You can read Julz' previous posts here:

Saturday, 29 July 2017

Juliet: Right Where I Am 2017: 8 months 15 days


You were supposed to be our rainbow.

We had passed the stages of our previous losses, you were really coming. This was really happening, we were on the home stretch. We were on the countdown...two. Two. I've never wiped the chalk from the board. Two days.

Two days until you were supposed to be here and you were gone. Our precious, longed for, wanted, loved, baby girl had died.

It's hard to remember the very first days and weeks after we lost you. Not because I can't, but because even remembering that depth of darkness is difficult.  It's hard to look back to the   days where I could do nothing. The days when the darkness was all I could see. The days when I could barely breathe. The days when the grief that felt so much like fear was all I could feel.  It's still dark sometimes. It's dark but we can breathe.

So where are we now? We're juggling. Juggling the pain of losing you. Juggling learning to live without you. Juggling the guilt. Juggling the hope.

Your little brother is set to arrive 5 days after your first birthday. I can't call him my rainbow. You were my rainbow. I can't feel the same excitement for his arrival as I did for yours. I'm too scared to do that.
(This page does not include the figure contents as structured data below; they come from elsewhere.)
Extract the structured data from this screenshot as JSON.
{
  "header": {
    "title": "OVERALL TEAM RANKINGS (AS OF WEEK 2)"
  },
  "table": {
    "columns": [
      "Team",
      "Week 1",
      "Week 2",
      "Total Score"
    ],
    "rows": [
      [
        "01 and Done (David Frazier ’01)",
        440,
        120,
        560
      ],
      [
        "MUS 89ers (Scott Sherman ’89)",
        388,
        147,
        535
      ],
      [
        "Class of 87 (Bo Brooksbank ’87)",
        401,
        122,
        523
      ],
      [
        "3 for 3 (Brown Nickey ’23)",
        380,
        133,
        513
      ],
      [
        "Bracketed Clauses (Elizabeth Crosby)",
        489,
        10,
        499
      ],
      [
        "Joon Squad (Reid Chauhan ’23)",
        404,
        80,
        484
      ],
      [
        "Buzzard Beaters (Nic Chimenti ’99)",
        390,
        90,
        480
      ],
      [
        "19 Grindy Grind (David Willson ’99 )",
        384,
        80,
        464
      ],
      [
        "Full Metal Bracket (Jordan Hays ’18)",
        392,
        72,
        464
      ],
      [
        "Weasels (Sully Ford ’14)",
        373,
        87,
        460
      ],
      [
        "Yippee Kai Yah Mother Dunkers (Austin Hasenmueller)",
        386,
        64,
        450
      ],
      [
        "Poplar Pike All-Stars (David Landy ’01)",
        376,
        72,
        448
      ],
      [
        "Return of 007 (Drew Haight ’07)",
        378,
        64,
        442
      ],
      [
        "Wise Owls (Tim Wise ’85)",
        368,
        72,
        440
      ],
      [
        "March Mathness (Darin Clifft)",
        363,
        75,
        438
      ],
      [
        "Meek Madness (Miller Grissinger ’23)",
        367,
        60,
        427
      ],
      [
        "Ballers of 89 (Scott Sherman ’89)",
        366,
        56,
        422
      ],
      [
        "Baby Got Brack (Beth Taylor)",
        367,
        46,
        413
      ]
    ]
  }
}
But I love him.  I love him, as I love your big sister, and as I love you.

I want you to know you will always be a part of our lives. You have changed us all irrevocably. We will always love you and we speak your name every day.

I’m so grateful to have known you. Those who don't know may question how I can have known you, but I did. I do. I am so grateful for all the gifts you have given me - new friends I feel I've know forever, a gratitude for what I have and a desire to do more and be more. But I wish every day that we never had to say goodbye to you. I still question why and have so many 'what ifs', I wonder if that will ever pass.

Right where I am is a difficult place. I hope and pray every day that you know that we still love you beyond words. I hope you know that you will always be ours and we will always be yours. Death cannot change that. Life cannot change that.

You are etched into my heart and soul, Grace Elizabeth.  I love you, I miss you.